Northern California Record

Sunday, December 15, 2019

Summary judgment granted to SAP America in patent infringement case


By John Suayan | Apr 16, 2019

General court 10

OAKLAND – The U.S. District Court of the Northern District of California awarded software company SAP America Inc. summary judgment in a patent-related legal battle against Dr.
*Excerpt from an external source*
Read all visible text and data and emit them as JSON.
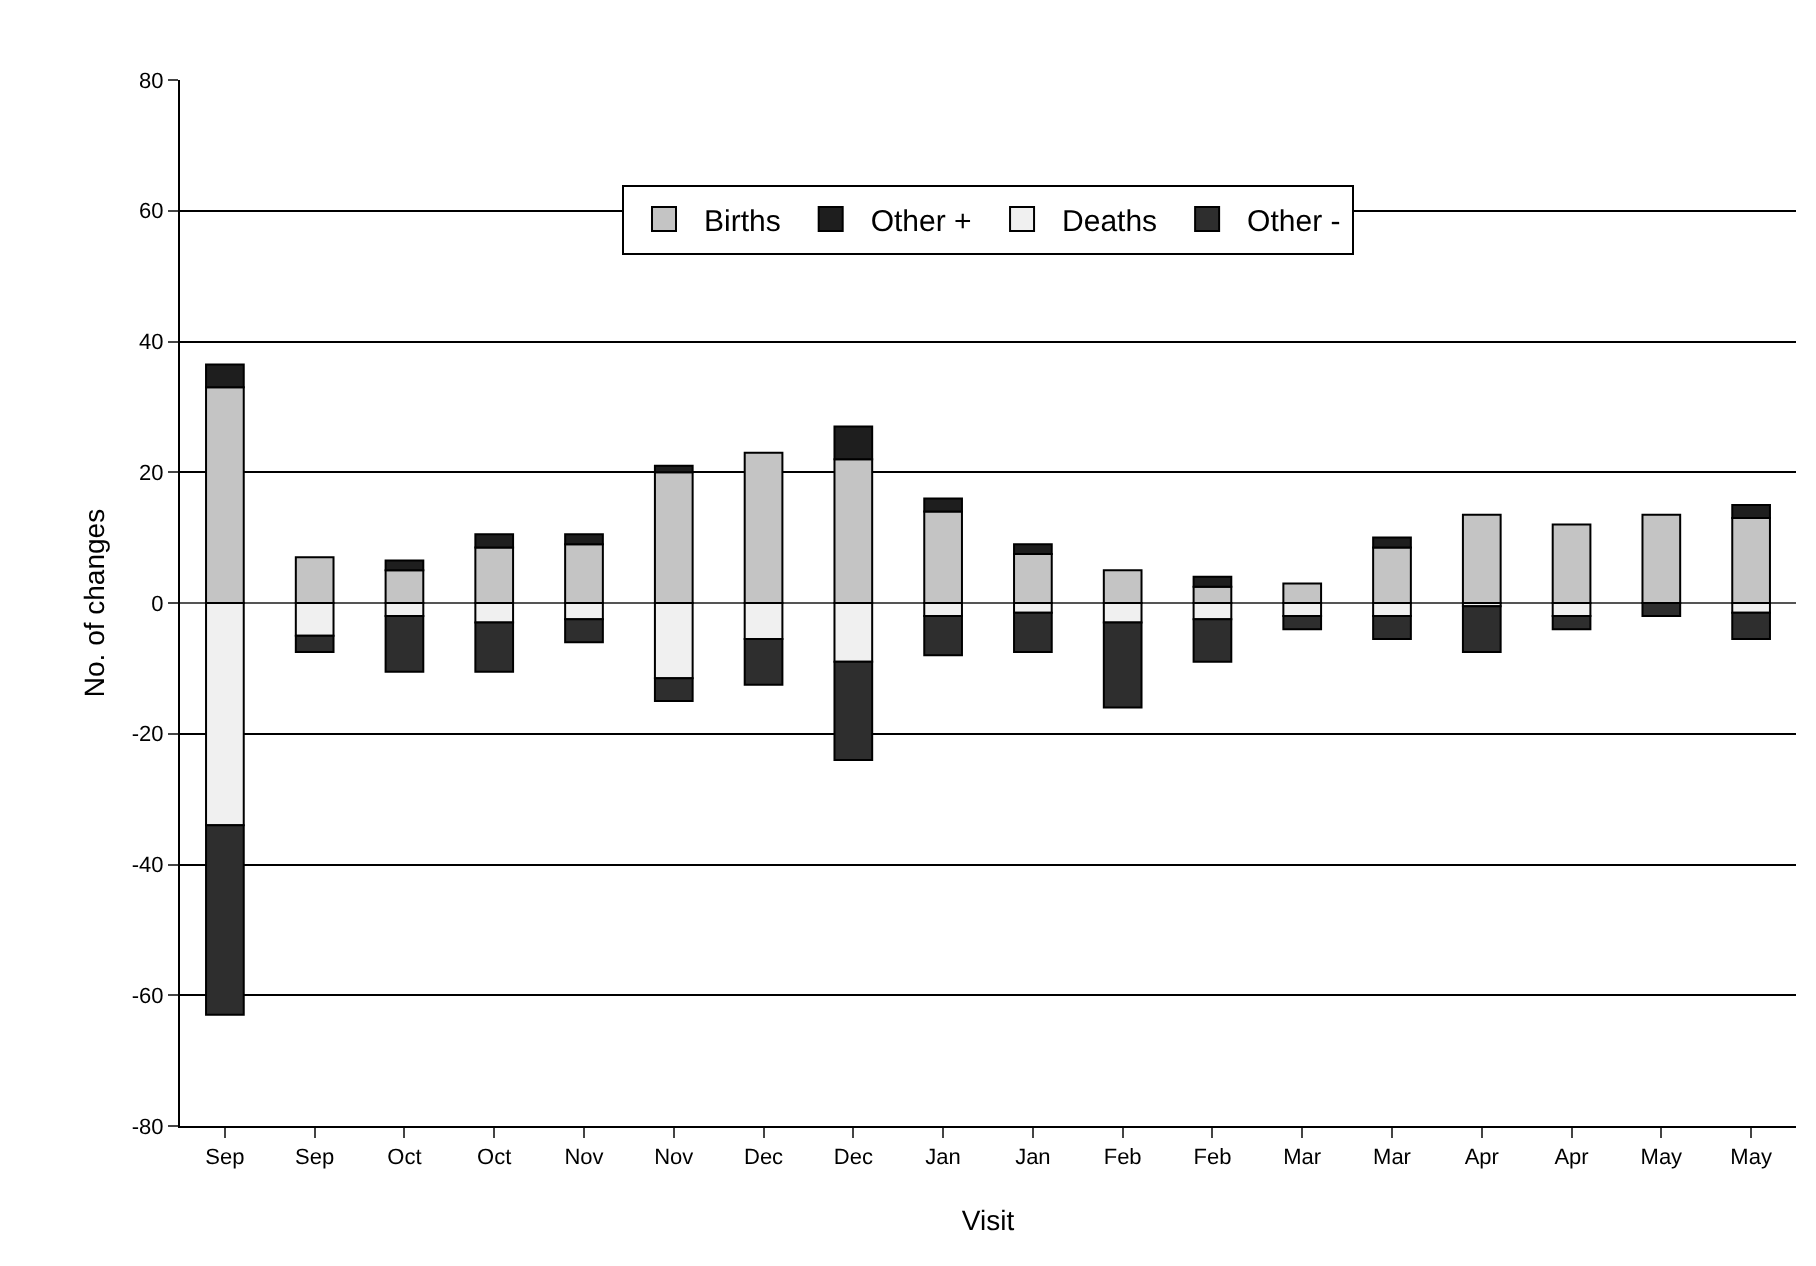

Lakshmi Arunachalam of Menlo Park.

In an April 2 ruling, Judge Phyllis J. Hamilton determined that Arunachalam, who launched a counterclaim against SAP for alleged infringement of U.S. Patent Nos. 8,037,158; 5,987,500; and 8,108,492 in 2013 in response to SAP’s pursuit of a declaratory judgment of non-infringement of the patents, “is estopped from asserting the validity of the patents-in-suit in this infringement action against SAP” and denied Arunachalam's motion for summary judgment.

Hamilton awarded SAP its summary judgment on its claim for declaratory judgment of noninfringement.

SAP also scored a summary judgment on its six-year-old declaratory judgment claim.

This is another blow suffered by Arunachalam, whose company and predecessor-in-interest in this case, Pi-Net International Inc., pursued legal action against JPMorgan Chase & Co. in the U.S. District Court for the District of Delaware over alleged infringement of the same patents. According to the ruling, the court “found the claims asserted in that action to be invalid and granted summary judgment against Pi-Net.”

Pi-Net’s efforts to appeal the case in addition to its petitions for rehearing in the federal circuit, a writ of certiorari, and for rehearing at the Supreme Court were denied. The Patent Trial and Review Board reviewed the patents-in-suit and “issued decisions finding the challenged claims invalid for multiple reasons," the ruling states.

Hamilton’s ruling was based on the following three factors: The presiding court in the JPMorgan case found the asserted claims invalid and entered summary judgment in favor of JPMorgan; the application of collateral estoppel barred Arunachalam “from not only re-litigating those claims directly at issue in JPMorgan but also the additional claims considered by the PTAB;” and collateral estoppel applies to all remaining claims of the patents-in-suit.

“For the foregoing reasons, the court concludes that the doctrine of collateral estoppel renders each of the claims of the patents-in-suit invalid for the reasons discussed… in JPMorgan,” Hamilton wrote.